Categories
MusicMusic Features

Tlaloc Hosts an All-Day Music Festival for Cinco de Mayo


Cinco de Mayo is more of an American holiday than a Mexican one at this point, and what’s more American than the excess of 23 bands in a single day? Free music and holiday-cheap food and drink start at noon (on May 5, just in case) at Tlaloc El Mexicano, 1225 N. Chase St.

Former Athenian Edgar Lopez, who performs as Ginko, created the festival when he was a manager at Tlaloc a few years ago and has staged it annually since. This is the fourth iteration. The first one featured about 10 bands, and it’s grown every year since. Thursday’s bill is teeming with a diverse lineup of almost two dozen acts, featuring everything from weirdo psychedelia to minimalist hip hop to a salsa Misfits cover band, roughly equal parts locals and out-of-towners.

“In the past, it’s been all the freak artists of Athens,” Lopez says. “This year, it’s going to be a little different.”

Local acts include Shade, Half Acid, Yung Yang, Los Meesfits, Potted Plant, Wet Garden, Realistic Pillow, Richard Gumby, Garbage Barbie, Grupo Andino, Strictly Rickli and Smokedog.

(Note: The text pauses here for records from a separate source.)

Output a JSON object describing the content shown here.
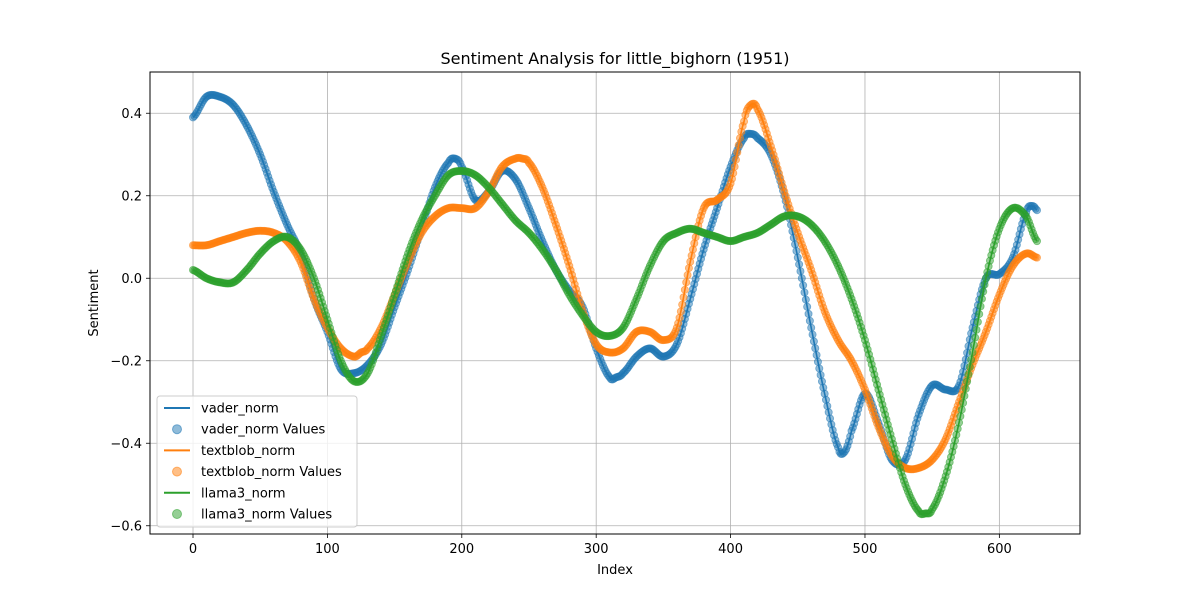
{
  "chart_data": {
    "type": "line",
    "title": "Sentiment Analysis for little_bighorn (1951)",
    "xlabel": "Index",
    "ylabel": "Sentiment",
    "xlim": [
      -32,
      660
    ],
    "ylim": [
      -0.62,
      0.5
    ],
    "xticks": [
      0,
      100,
      200,
      300,
      400,
      500,
      600
    ],
    "yticks": [
      0.4,
      0.2,
      0.0,
      -0.2,
      -0.4,
      -0.6
    ],
    "ytick_labels": [
      "0.4",
      "0.2",
      "0.0",
      "−0.2",
      "−0.4",
      "−0.6"
    ],
    "grid": true,
    "legend_position": "lower-left",
    "n_points": 629,
    "legend_entries": [
      "vader_norm",
      "vader_norm Values",
      "textblob_norm",
      "textblob_norm Values",
      "llama3_norm",
      "llama3_norm Values"
    ],
    "series": [
      {
        "name": "vader_norm",
        "color": "#1f77b4",
        "x": [
          0,
          10,
          20,
          30,
          40,
          50,
          60,
          70,
          80,
          90,
          100,
          110,
          120,
          130,
          140,
          150,
          160,
          170,
          180,
          190,
          195,
          200,
          210,
          220,
          230,
          240,
          250,
          260,
          270,
          280,
          290,
          300,
          310,
          315,
          320,
          330,
          340,
          350,
          360,
          370,
          380,
          390,
          400,
          410,
          415,
          420,
          430,
          440,
          450,
          460,
          470,
          480,
          485,
          490,
          500,
          510,
          520,
          530,
          540,
          550,
          560,
          570,
          580,
          590,
          600,
          610,
          620,
          625,
          628
        ],
        "y": [
          0.39,
          0.44,
          0.44,
          0.42,
          0.37,
          0.3,
          0.21,
          0.13,
          0.06,
          -0.05,
          -0.13,
          -0.22,
          -0.23,
          -0.21,
          -0.16,
          -0.07,
          0.02,
          0.12,
          0.22,
          0.28,
          0.29,
          0.27,
          0.19,
          0.21,
          0.26,
          0.24,
          0.17,
          0.09,
          0.02,
          -0.03,
          -0.07,
          -0.17,
          -0.24,
          -0.24,
          -0.23,
          -0.19,
          -0.17,
          -0.19,
          -0.16,
          -0.05,
          0.07,
          0.17,
          0.27,
          0.34,
          0.35,
          0.34,
          0.3,
          0.2,
          0.05,
          -0.12,
          -0.28,
          -0.41,
          -0.42,
          -0.37,
          -0.28,
          -0.35,
          -0.44,
          -0.44,
          -0.33,
          -0.26,
          -0.27,
          -0.26,
          -0.12,
          0.0,
          0.01,
          0.05,
          0.16,
          0.175,
          0.165
        ]
      },
      {
        "name": "textblob_norm",
        "color": "#ff7f0e",
        "x": [
          0,
          10,
          20,
          30,
          40,
          50,
          60,
          70,
          80,
          90,
          100,
          110,
          120,
          125,
          130,
          140,
          150,
          160,
          170,
          180,
          190,
          200,
          210,
          220,
          230,
          240,
          245,
          250,
          260,
          270,
          280,
          290,
          300,
          310,
          320,
          330,
          340,
          350,
          360,
          370,
          380,
          390,
          400,
          410,
          415,
          420,
          430,
          440,
          450,
          460,
          470,
          480,
          490,
          500,
          510,
          520,
          530,
          540,
          550,
          560,
          570,
          580,
          590,
          600,
          610,
          620,
          628
        ],
        "y": [
          0.08,
          0.08,
          0.09,
          0.1,
          0.11,
          0.115,
          0.11,
          0.09,
          0.04,
          -0.05,
          -0.12,
          -0.17,
          -0.19,
          -0.18,
          -0.17,
          -0.12,
          -0.04,
          0.04,
          0.11,
          0.15,
          0.17,
          0.17,
          0.17,
          0.21,
          0.27,
          0.29,
          0.29,
          0.28,
          0.22,
          0.13,
          0.03,
          -0.08,
          -0.16,
          -0.18,
          -0.17,
          -0.13,
          -0.13,
          -0.15,
          -0.12,
          0.04,
          0.17,
          0.19,
          0.23,
          0.38,
          0.42,
          0.41,
          0.32,
          0.21,
          0.11,
          0.02,
          -0.08,
          -0.15,
          -0.2,
          -0.27,
          -0.36,
          -0.43,
          -0.46,
          -0.46,
          -0.44,
          -0.39,
          -0.3,
          -0.21,
          -0.13,
          -0.04,
          0.03,
          0.06,
          0.05
        ]
      },
      {
        "name": "llama3_norm",
        "color": "#2ca02c",
        "x": [
          0,
          10,
          20,
          30,
          40,
          50,
          60,
          70,
          80,
          90,
          100,
          110,
          120,
          130,
          140,
          150,
          160,
          170,
          180,
          190,
          200,
          210,
          220,
          230,
          240,
          250,
          260,
          270,
          280,
          290,
          300,
          310,
          320,
          330,
          340,
          350,
          360,
          370,
          380,
          390,
          400,
          410,
          420,
          430,
          440,
          450,
          460,
          470,
          480,
          490,
          500,
          510,
          520,
          530,
          540,
          545,
          550,
          560,
          570,
          580,
          590,
          600,
          610,
          620,
          628
        ],
        "y": [
          0.02,
          0.0,
          -0.01,
          -0.01,
          0.02,
          0.06,
          0.09,
          0.1,
          0.07,
          0.0,
          -0.1,
          -0.2,
          -0.25,
          -0.23,
          -0.14,
          -0.04,
          0.06,
          0.14,
          0.2,
          0.25,
          0.26,
          0.25,
          0.22,
          0.18,
          0.14,
          0.11,
          0.07,
          0.02,
          -0.04,
          -0.09,
          -0.13,
          -0.14,
          -0.12,
          -0.05,
          0.03,
          0.09,
          0.11,
          0.12,
          0.11,
          0.1,
          0.09,
          0.1,
          0.11,
          0.13,
          0.15,
          0.15,
          0.13,
          0.09,
          0.03,
          -0.05,
          -0.15,
          -0.27,
          -0.39,
          -0.5,
          -0.565,
          -0.57,
          -0.56,
          -0.48,
          -0.35,
          -0.18,
          0.0,
          0.12,
          0.17,
          0.15,
          0.09
        ]
      }
    ]
  }
}
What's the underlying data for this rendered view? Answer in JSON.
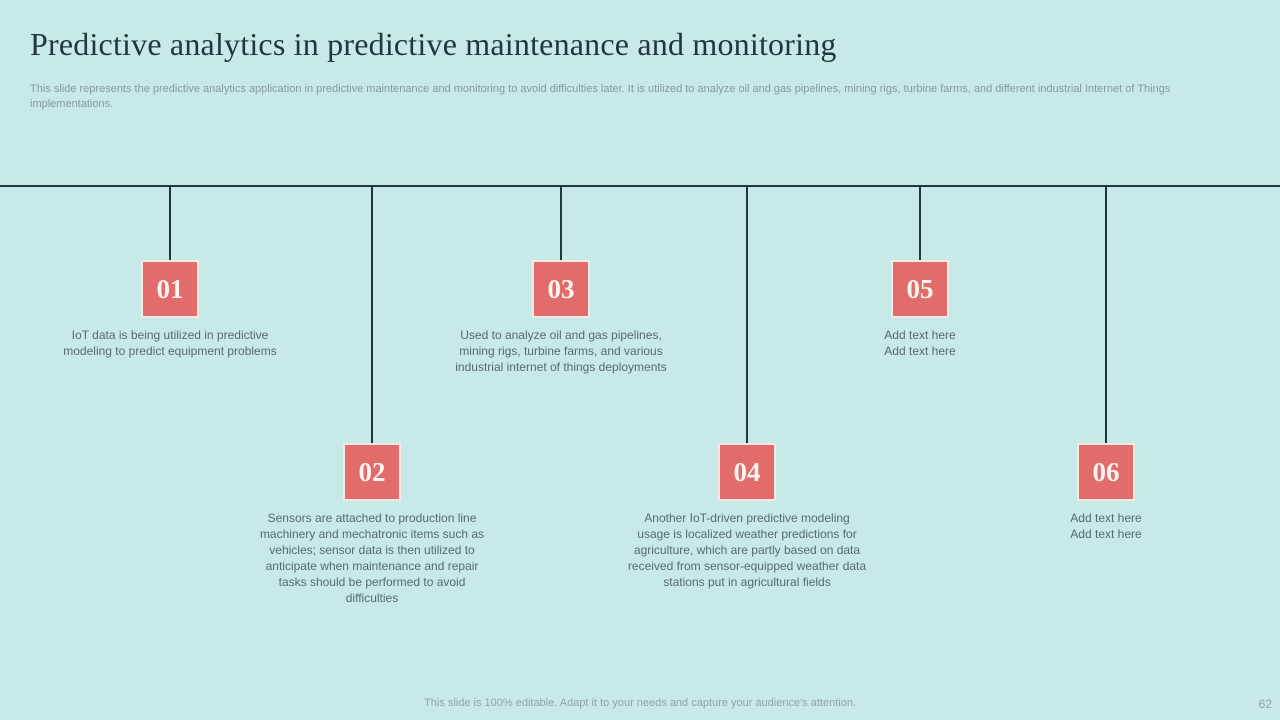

Another 10 acts from Atlanta—Twins, Dandy Warhol, Big Ded, Fit of Body, Nu Depth, Wild of Night, Dux, SoBrite, Kurt Castle and Weed Poop—and Bbymutha from Chattanooga will also perform.

The festival starts at noon—earlier than ever—to squeeze everyone in, and Lopez is hopeful the bands will all run smoothly on alternating stages, with one band setting up while another plays. But it’s an ambitious schedule, and during the logistical part of our conversation, a lot of Lopez’s answers ended in question marks.

South of the border, the Cinco de Mayo holiday celebrates an unlikely Mexican military victory over the imposing French army at the 1862 Battle of Puebla. It’s not a particularly big deal in Mexico, observed sporadically and only just barely outside of the actual town of Puebla, but the holiday has been celebrated in the United States ever since the battle’s first anniversary, especially among the Mexican-American community, increasing in popularity steadily since the middle of the 20th Century.

But in the United States over the last few decades—especially so in the sorts of college towns where you can find T-shirts boasting of a “drinking town with a _____ problem”—Cinco de Mayo has become yet another culture to bastardize, appropriate and assimilate into a capitalist apparatus designed to sell cheap liquor, vessels for queso fresco and (probably, at some point) Ford Fiestas. It’s a St. Patrick’s Day that adds some white and red to all that green. The Donald isn’t the only American who’s ignorant about Mexico: Ask a bar full of people what the holiday commemorates, and you’ll get a slurred chorus of “Mexican Independence Day.”

The drunken debauchery thing is far from the vibe Lopez is going for—“I kind of want to keep it a weirdo space,” he says—but he admits the music festival doesn’t have the strongest connection to the holiday, either. At the very least, though, Tlaloc’s backyard seems to be an appropriate setting.

“The entire vibe reminds me of being in a monte,” Lopez says, “which is like a place somewhere in the hills in the countryside of Mexico. In the past, it’s been really dry, and you can see the cracks in the Georgia red clay. It just seems like you’re not in Athens.”

It may not look exactly like Puebla, but if it means free music all day and tacos for a buck-fifty apiece, it doesn’t matter what date it is. May the fifth be with you.